Kennedy evoked on health

Democrats urge civil, bipartisan debate
Stephen Ohlemacher Associated Press

WASHINGTON – Democrats evoked memories of the late Sen. Edward M. Kennedy on Sunday in calling for a civil debate over plans to overhaul the nation’s health care system. A key Republican said Kennedy’s death leaves Democrats without a leader capable of forging a bipartisan compromise.

Kennedy was long known as a personable senator who could engage in a blistering partisan debate one day and strike a deal with his adversaries the next. The liberal Democrat repeatedly worked with conservative Republicans to pass major legislation, including programs to expand health care coverage for children.

His absence, Democrats said, would be felt as lawmakers struggle to craft legislation aimed at cutting costs while providing coverage to the nearly 50 million Americans who lack it.

Sen. Chris Dodd, D-Conn., said lawmakers who want to honor the late senator should “put behind us the blistering days of August, enter the cool days of September, and start acting like senators again.”

Many members of Congress have spent much of the August recess locked in a fierce debate over health care.

Dodd and other lawmakers close to Kennedy appeared on Sunday morning news shows to remember the senator a day after his funeral Mass in Boston and his burial at Arlington National Cemetery.

Sen. Orrin Hatch, R-Utah, said Kennedy’s absence hurts the chances of Congress passing a health care plan.

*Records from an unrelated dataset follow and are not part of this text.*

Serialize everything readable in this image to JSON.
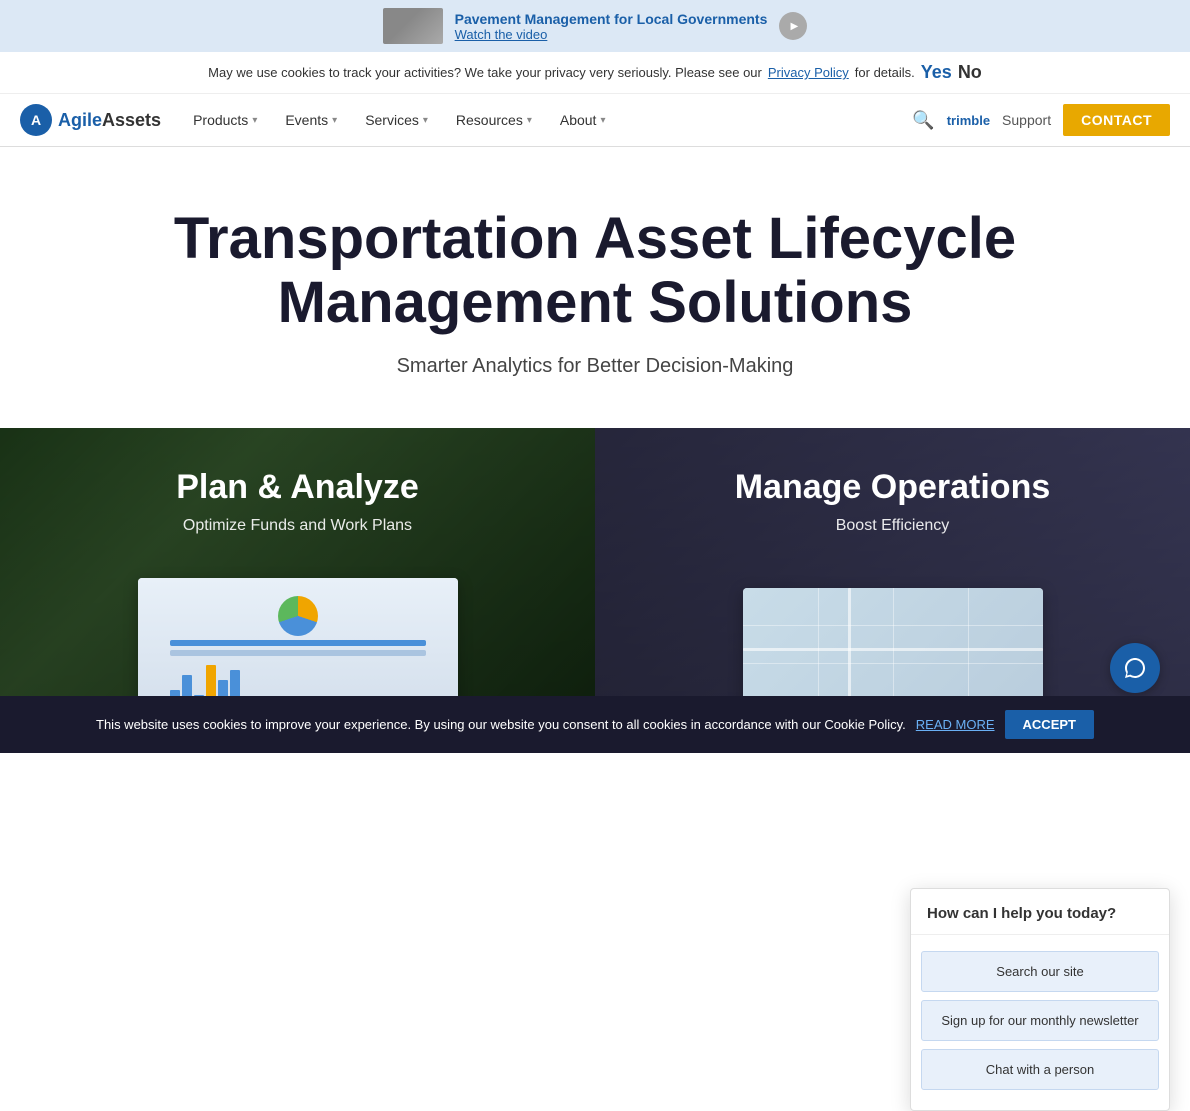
{
  "ad_banner": {
    "title": "Pavement Management for Local Governments",
    "subtitle": "Watch the video"
  },
  "cookie_top": {
    "text": "May we use cookies to track your activities? We take your privacy very seriously. Please see our",
    "link": "Privacy Policy",
    "link_suffix": "for details.",
    "yes_label": "Yes",
    "no_label": "No"
  },
  "navbar": {
    "logo_text": "AgileAssets",
    "products_label": "Products",
    "events_label": "Events",
    "services_label": "Services",
    "resources_label": "Resources",
    "about_label": "About",
    "support_label": "Support",
    "contact_label": "CONTACT"
  },
  "hero": {
    "title": "Transportation Asset Lifecycle Management Solutions",
    "subtitle": "Smarter Analytics for Better Decision-Making"
  },
  "cards": [
    {
      "title": "Plan & Analyze",
      "subtitle": "Optimize Funds and Work Plans"
    },
    {
      "title": "Manage Operations",
      "subtitle": "Boost Efficiency"
    }
  ],
  "chat_widget": {
    "header": "How can I help you today?",
    "options": [
      "Search our site",
      "Sign up for our monthly newsletter",
      "Chat with a person"
    ]
  },
  "cookie_bottom": {
    "text": "This website uses cookies to improve your experience. By using our website you consent to all cookies in accordance with our Cookie Policy.",
    "link": "READ MORE",
    "btn_label": "ACCEPT"
  }
}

“There is no other Democrat who could carry the base of the Democratic Party and get them to do what really has to be done in a compromise situation,” Hatch said. “He was able to acknowledge that he couldn’t get everything he wanted through, but if he worked with us, he could get some things that were good. And, of course, I had to do the same.”

Sen. Maria Cantwell, D-Wash., praised Kennedy’s ability to reach compromises on major pieces of legislation.

“That was the magic of Sen. Kennedy, because he had the faith of the party loyalists, and they knew that he would always fight for them,” Cantwell said. “And so when he went across the aisle to cut a deal … people knew that that was the best deal that could be cut.”